What I “learned” about small business marketing from Dalton in the movie Road House

For those folks not of my generation, Road House is a 1980s cult classic movie starring Patrick Swayze as Dalton, a professional bouncer and bar manager. He’s hired to clean-up the crappiest of “joints” and he does it while being the epitome of cool - after all he is the cooler. If you’ve never seen it, which is almost unimaginable, it’s worth the time some rainy weekend or evening.

So how does Dalton the bouncer in Road House translate into marketing advice?

Well, after Dalton accepts the Double Deuce gig, he introduces himself to the staff.

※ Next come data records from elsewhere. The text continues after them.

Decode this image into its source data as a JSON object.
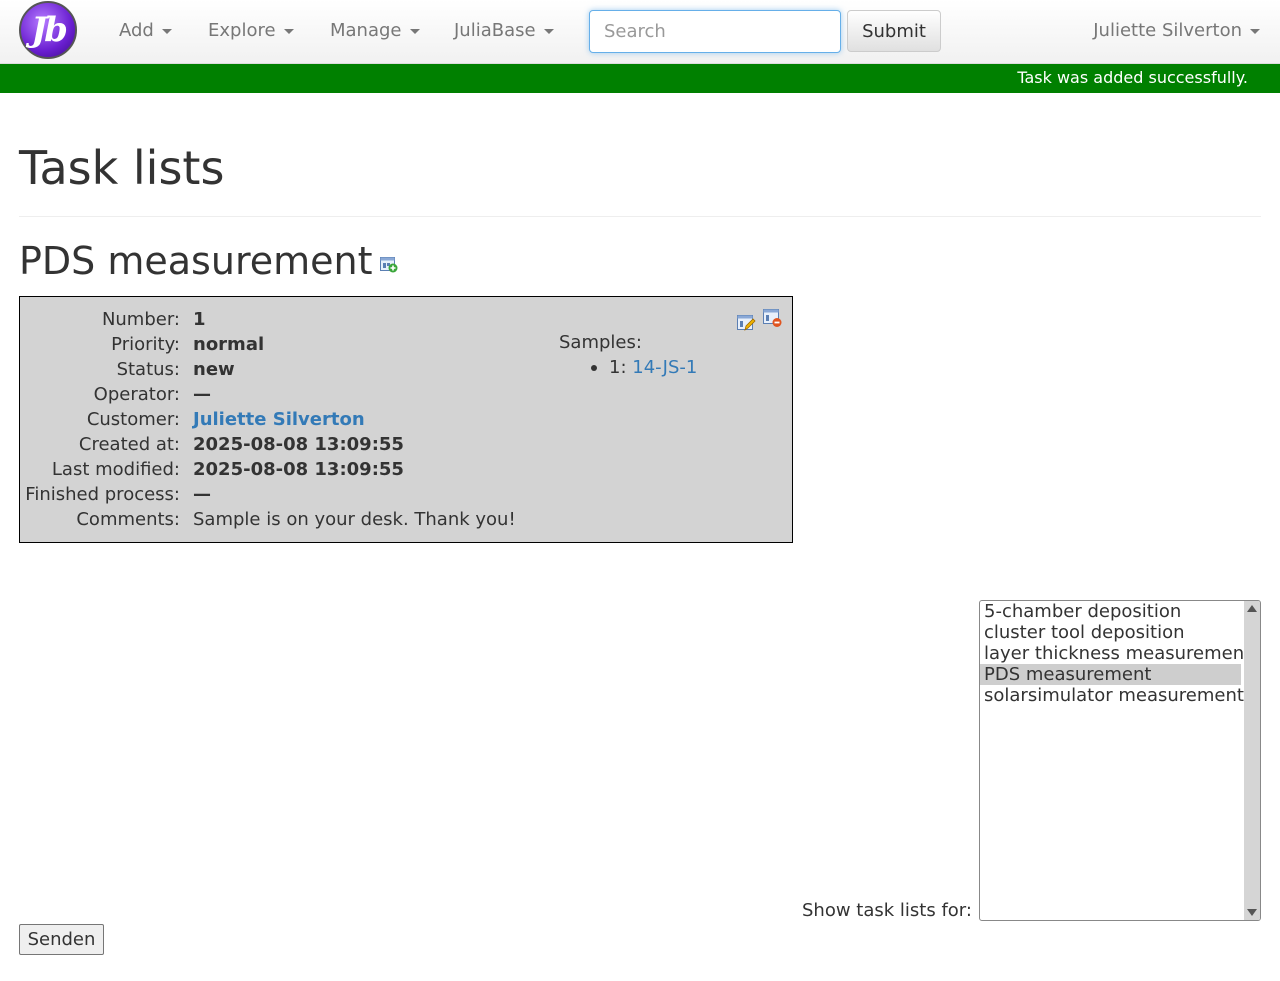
{
  "navbar": {
    "logo_text": "Jb",
    "menus": [
      {
        "label": "Add"
      },
      {
        "label": "Explore"
      },
      {
        "label": "Manage"
      },
      {
        "label": "JuliaBase"
      }
    ],
    "search_placeholder": "Search",
    "submit_label": "Submit",
    "user_name": "Juliette Silverton"
  },
  "flash_message": "Task was added successfully.",
  "page_title": "Task lists",
  "section": {
    "title": "PDS measurement",
    "add_icon": "add-task-icon"
  },
  "task": {
    "fields": [
      {
        "label": "Number:",
        "value": "1"
      },
      {
        "label": "Priority:",
        "value": "normal"
      },
      {
        "label": "Status:",
        "value": "new"
      },
      {
        "label": "Operator:",
        "value": "—"
      },
      {
        "label": "Customer:",
        "value": "Juliette Silverton",
        "link": true
      },
      {
        "label": "Created at:",
        "value": "2025-08-08 13:09:55"
      },
      {
        "label": "Last modified:",
        "value": "2025-08-08 13:09:55"
      },
      {
        "label": "Finished process:",
        "value": "—"
      },
      {
        "label": "Comments:",
        "value": "Sample is on your desk. Thank you!",
        "plain": true
      }
    ],
    "samples_label": "Samples:",
    "samples": [
      {
        "index": "1:",
        "name": "14-JS-1"
      }
    ],
    "edit_icon": "edit-task-icon",
    "delete_icon": "delete-task-icon"
  },
  "filter": {
    "label": "Show task lists for:",
    "options": [
      "5-chamber deposition",
      "cluster tool deposition",
      "layer thickness measurement",
      "PDS measurement",
      "solarsimulator measurement"
    ],
    "selected": "PDS measurement",
    "submit_label": "Senden"
  },
  "colors": {
    "success": "#008000",
    "link": "#337ab7",
    "task_bg": "#d3d3d3"
  }
}
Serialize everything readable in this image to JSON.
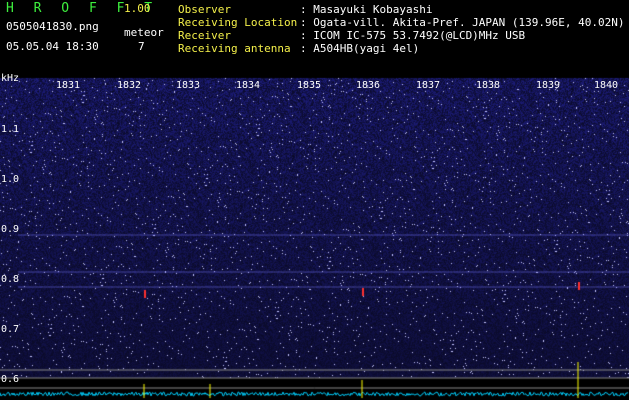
{
  "header": {
    "app_name": "H R O F F T",
    "version": "1.00",
    "filename": "0505041830.png",
    "datetime": "05.05.04 18:30",
    "meteor_label": "meteor",
    "meteor_count": "7"
  },
  "info": [
    {
      "key": "Observer",
      "value": ": Masayuki Kobayashi"
    },
    {
      "key": "Receiving Location",
      "value": ": Ogata-vill. Akita-Pref. JAPAN (139.96E, 40.02N)"
    },
    {
      "key": "Receiver",
      "value": ": ICOM IC-575 53.7492(@LCD)MHz USB"
    },
    {
      "key": "Receiving antenna",
      "value": ": A504HB(yagi 4el)"
    }
  ],
  "axis": {
    "unit": "kHz",
    "y_ticks": [
      "1.1",
      "1.0",
      "0.9",
      "0.8",
      "0.7",
      "0.6"
    ],
    "x_ticks": [
      "1831",
      "1832",
      "1833",
      "1834",
      "1835",
      "1836",
      "1837",
      "1838",
      "1839",
      "1840"
    ]
  },
  "colors": {
    "background": "#000000",
    "spectrum": "#1a1a8a",
    "signal": "#ff3030",
    "baseline": "#00d0ff",
    "peak": "#ffff00",
    "logo": "#3ef03e",
    "label": "#f4f04a"
  }
}
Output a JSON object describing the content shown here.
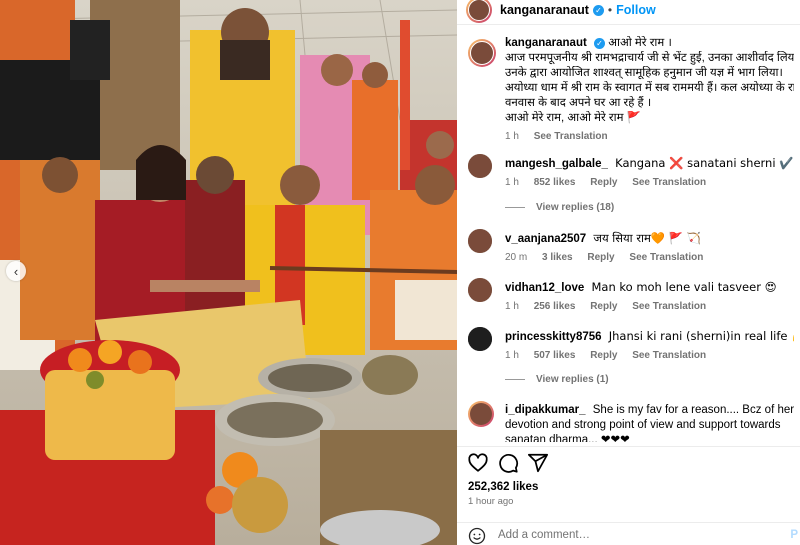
{
  "post": {
    "username": "kanganaranaut",
    "follow_label": "Follow",
    "separator": "•",
    "caption_lines": [
      "आओ मेरे राम ।",
      "आज परमपूजनीय श्री रामभद्राचार्य जी से भेंट हुई, उनका आशीर्वाद लिया।",
      "उनके द्वारा आयोजित शाश्वत् सामूहिक हनुमान जी यज्ञ में भाग लिया।",
      "अयोध्या धाम में श्री राम के स्वागत में सब राममयी हैं। कल अयोध्या के राजा लम्बे",
      "वनवास के बाद अपने घर आ रहे हैं ।",
      "आओ मेरे राम, आओ मेरे राम 🚩"
    ],
    "caption_time": "1 h",
    "see_translation": "See Translation",
    "accent_color": "#0095f6"
  },
  "comments": [
    {
      "user": "mangesh_galbale_",
      "text": "Kangana ❌ sanatani sherni ✔️",
      "time": "1 h",
      "likes": "852 likes",
      "reply": "Reply",
      "translate": "See Translation",
      "view_replies": "View replies (18)"
    },
    {
      "user": "v_aanjana2507",
      "text": "जय सिया राम🧡 🚩 🏹",
      "time": "20 m",
      "likes": "3 likes",
      "reply": "Reply",
      "translate": "See Translation"
    },
    {
      "user": "vidhan12_love",
      "text": "Man ko moh lene vali tasveer 😍",
      "time": "1 h",
      "likes": "256 likes",
      "reply": "Reply",
      "translate": "See Translation"
    },
    {
      "user": "princesskitty8756",
      "text": "Jhansi ki rani (sherni)in real life 💪",
      "time": "1 h",
      "likes": "507 likes",
      "reply": "Reply",
      "translate": "See Translation",
      "view_replies": "View replies (1)"
    },
    {
      "user": "i_dipakkumar_",
      "text_lines": [
        "She is my fav for a reason.... Bcz of her",
        "devotion and strong point of view and support towards",
        "sanatan dharma... ❤❤❤"
      ]
    }
  ],
  "footer": {
    "likes": "252,362 likes",
    "time": "1 hour ago",
    "add_comment_placeholder": "Add a comment…",
    "post_label": "P"
  },
  "icons": [
    "heart-icon",
    "comment-icon",
    "share-icon",
    "emoji-icon",
    "chevron-left-icon",
    "verified-badge-icon"
  ]
}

He fires some and instructs those left, especially the bouncers, in his three rules:

  1. Never underestimate your opponent, expect the unexpected
  2. Take it outside, never start anything inside the bar unless it’s absolutely necessary
  3. Be nice

Never underestimate your opponent, expect the unexpected

This one is fairly straightforward; in bouncing as in marketing your small business, you have to be vigilant and ready for anything. Your competitors can pivot or change tactics, or new foes can enter the arena, or some market disrupting technology could appear. You have to be alert to changes and new risks in the market and your industry. And you have to deal with them appropriately and immediately.

Take it outside, never start anything inside the bar unless it’s absolutely necessary

This one may seem a bit trickier to apply to small business marketing - but if you look underneath the sentiment you’ll discover underlying truths. In today’s digital and social world you you need to be very careful to avoid the appearance of confrontation or post things that can be easily misconstrued. Sure, it’s not 100% possible to avoid all issues online, but whenever possible, take them offline. Resolve the problem, then encourage the agitator to post about your mutually agreed upon solution.

A good example of this is confronting negative reviews or comments online, in forums, via Yelp, or even on your own site. Comment trails can easily veer off topic and seldom capture all the events clearly. And you can rarely resolve a dispute with a brilliant comment unless you’re the new Mark Twain - so don’t try. Instead, demonstrate your willingness to resolve the grievance and have them contact you by phone (or in person if they’re local). Then, if possible, work out the issue and part ways amicably. If things go really well, perhaps the original poster will post about the happy outcome - or you can, carefully, post a brief description of the resolution. But you must be contrite and apologetic - any wisp of being unrepentant and you’ll fan the flame war all over again.

Be nice

Not that this should need to be said, but it’s remarkable today how often it’s forgotten. Now in the movie, Dalton goes to great lengths describing how no matter what, you should always be nice - regardless of name calling, insults, etc. And this is true whether you’re a bouncer or a small business owner.

At some point you’re going to encounter a bad situation - a disgruntled customer, a problematic vendor, or an unhappy employee - no matter what, you should just be nice. It’s going to be tough, but getting angry or confrontational isn’t going to diffuse a bad situation, and it’ll most likely make it worse. If the problem is serious enough, you can call for backup - and then you’ll both be nice.

It seems like common sense?

Dalton’s advice may seem simple, but it’s very difficult to apply in reality. And as a small business owner, you’re probably not being threatened with switchblades or broken beer bottles - like our man Dalton. But even still, when dealing with business issues, it’s important to follow Dalton’s three simple rules. Be ready for and adapt to change, isolate and resolve problems directly and quickly, and always be nice.